Les résultats du Groupe sont là pour étayer cette confiance. Lors de sa dernière année fiscale close à fin avril, les ventes ont connu une progression de 5,9 % à GBP 819,3 millions pour un bénéfice opérationnel attendu entre 75 et 78 millions. Avant la fermeture de ses boutiques, le chiffre d’affaires de Watches of Switzerland était en hausse de 16 %. La compagnie a ainsi réussi à limiter les dégâts grâce à une très forte poussée du commerce en ligne durant les six dernières semaines de son exercice marquées par le confinement, soit une hausse de 46 % par rapport à la même période 2019. Au niveau du bilan, Watches of Switzerland jouit également d’une situation confortable avec des liquidités à hauteur de GBP 83 millions pour une dette nette de 131 millions (1,2 x le bénéfice opérationnel). Lors de la publication de ces résultats, Watches of Switzerland se déclarait suffisamment bien armé pour résister à une fermeture prolongée de ses boutiques et au moral en berne des consommateurs. Mais là aussi le ciel semble s’éclaircir.

Watches of Switzerland – New York City (SoHo)
Watches of Switzerland – New York City (SoHo)

La force de Watch of Switzerland : des liens privilégiés avec pas moins de 46 Maisons parmi les plus prestigieuses du monde horloger, représentées dans ses 140 points de vente portant les enseignes Watches of Switzerland ainsi que Goldsmiths et Mappin & Webb au Royaume-Uni, ou encore Mayor aux États-Unis. Ces liens ont d’ailleurs débouché sur des boutiques monomarques gérées pour le compte d’Audemars Piguet, Breitling, Omega, TAG Heuer et Rolex, en sachant que la marque à la couronne représente pratiquement la moitié des ventes du Groupe.
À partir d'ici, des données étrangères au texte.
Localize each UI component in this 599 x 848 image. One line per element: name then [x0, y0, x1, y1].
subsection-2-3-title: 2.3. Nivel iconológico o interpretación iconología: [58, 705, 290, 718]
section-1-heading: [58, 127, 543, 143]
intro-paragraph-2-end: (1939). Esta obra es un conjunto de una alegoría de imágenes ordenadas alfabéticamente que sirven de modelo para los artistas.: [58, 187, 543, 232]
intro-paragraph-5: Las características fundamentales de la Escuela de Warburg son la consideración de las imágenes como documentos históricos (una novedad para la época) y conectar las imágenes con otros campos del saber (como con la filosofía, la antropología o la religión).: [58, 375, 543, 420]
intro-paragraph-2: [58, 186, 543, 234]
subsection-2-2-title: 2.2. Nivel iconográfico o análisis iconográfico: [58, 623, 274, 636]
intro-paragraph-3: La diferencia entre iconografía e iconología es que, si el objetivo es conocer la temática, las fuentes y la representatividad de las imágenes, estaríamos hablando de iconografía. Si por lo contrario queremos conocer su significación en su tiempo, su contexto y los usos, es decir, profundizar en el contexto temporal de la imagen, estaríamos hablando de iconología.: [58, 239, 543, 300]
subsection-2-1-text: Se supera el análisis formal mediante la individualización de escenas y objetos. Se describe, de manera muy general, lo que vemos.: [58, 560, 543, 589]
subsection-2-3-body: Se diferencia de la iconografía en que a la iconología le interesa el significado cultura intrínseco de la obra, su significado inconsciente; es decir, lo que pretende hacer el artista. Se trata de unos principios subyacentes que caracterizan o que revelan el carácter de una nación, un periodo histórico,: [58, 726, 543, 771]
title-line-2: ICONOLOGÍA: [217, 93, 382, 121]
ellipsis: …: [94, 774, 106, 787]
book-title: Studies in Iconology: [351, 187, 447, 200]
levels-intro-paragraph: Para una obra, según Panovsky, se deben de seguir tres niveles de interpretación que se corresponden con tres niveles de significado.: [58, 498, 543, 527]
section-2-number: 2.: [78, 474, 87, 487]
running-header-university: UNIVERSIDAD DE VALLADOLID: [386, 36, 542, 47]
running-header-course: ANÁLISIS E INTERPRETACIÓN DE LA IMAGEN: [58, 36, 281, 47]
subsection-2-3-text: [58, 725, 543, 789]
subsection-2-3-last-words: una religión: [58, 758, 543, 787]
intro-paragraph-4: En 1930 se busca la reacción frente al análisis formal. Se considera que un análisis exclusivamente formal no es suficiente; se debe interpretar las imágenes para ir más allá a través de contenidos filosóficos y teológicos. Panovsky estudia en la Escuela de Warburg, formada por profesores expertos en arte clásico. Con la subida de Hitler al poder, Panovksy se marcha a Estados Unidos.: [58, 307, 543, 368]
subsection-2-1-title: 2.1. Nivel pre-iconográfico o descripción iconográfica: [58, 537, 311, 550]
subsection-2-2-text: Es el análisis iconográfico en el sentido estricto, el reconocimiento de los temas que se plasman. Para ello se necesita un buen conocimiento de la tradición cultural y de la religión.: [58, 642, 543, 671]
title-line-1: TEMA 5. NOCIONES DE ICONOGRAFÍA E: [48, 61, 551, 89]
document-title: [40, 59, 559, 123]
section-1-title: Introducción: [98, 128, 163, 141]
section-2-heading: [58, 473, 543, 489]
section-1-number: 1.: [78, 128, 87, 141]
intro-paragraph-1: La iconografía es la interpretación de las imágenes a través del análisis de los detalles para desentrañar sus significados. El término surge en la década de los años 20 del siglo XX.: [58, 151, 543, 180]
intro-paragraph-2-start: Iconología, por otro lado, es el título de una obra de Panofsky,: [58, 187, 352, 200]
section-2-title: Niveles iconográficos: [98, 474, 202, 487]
Dans ce contexte, on comprend mieux la sérénité de Brian Duffy, quasi assuré d’une clientèle captive. Avec Audemars Piguet et Patek Philippe, Rolex fait partie de ces Maisons qui font languir les aficionados, obligés d’attendre des mois, voire plus, pour les modèles les plus convoités, quelle que soit la conjoncture économique.

Les désirs de conquête de Watches of Switzerland sont à prendre au sérieux.

Deuxième corde à son arc : Watches of Switzerland, premier détaillant britannique, bénéficie d’une diversification bienvenue aux États-Unis, qui a regagné sa place de principal marché d’exportation pour les horlogers helvétiques, alors que le Royaume-Uni confirme sa position de première destination européenne, pointant au sixième rang derrière les pays asiatiques (Chine, Hong Kong, Japon et Singapour). Dans le contexte actuel de la distribution, où le commerce en ligne ne cesse de gagner des points, tandis que les marques entendent occuper le terrain avec leurs propres réseaux de vente, Watches of Switzerland reste très bien positionné. Comme en attestent l’envolée de ses ventes en ligne et le développement des boutiques monomarques en parallèle à ses enseignes confirmées, ses désirs de conquête sont à prendre au sérieux.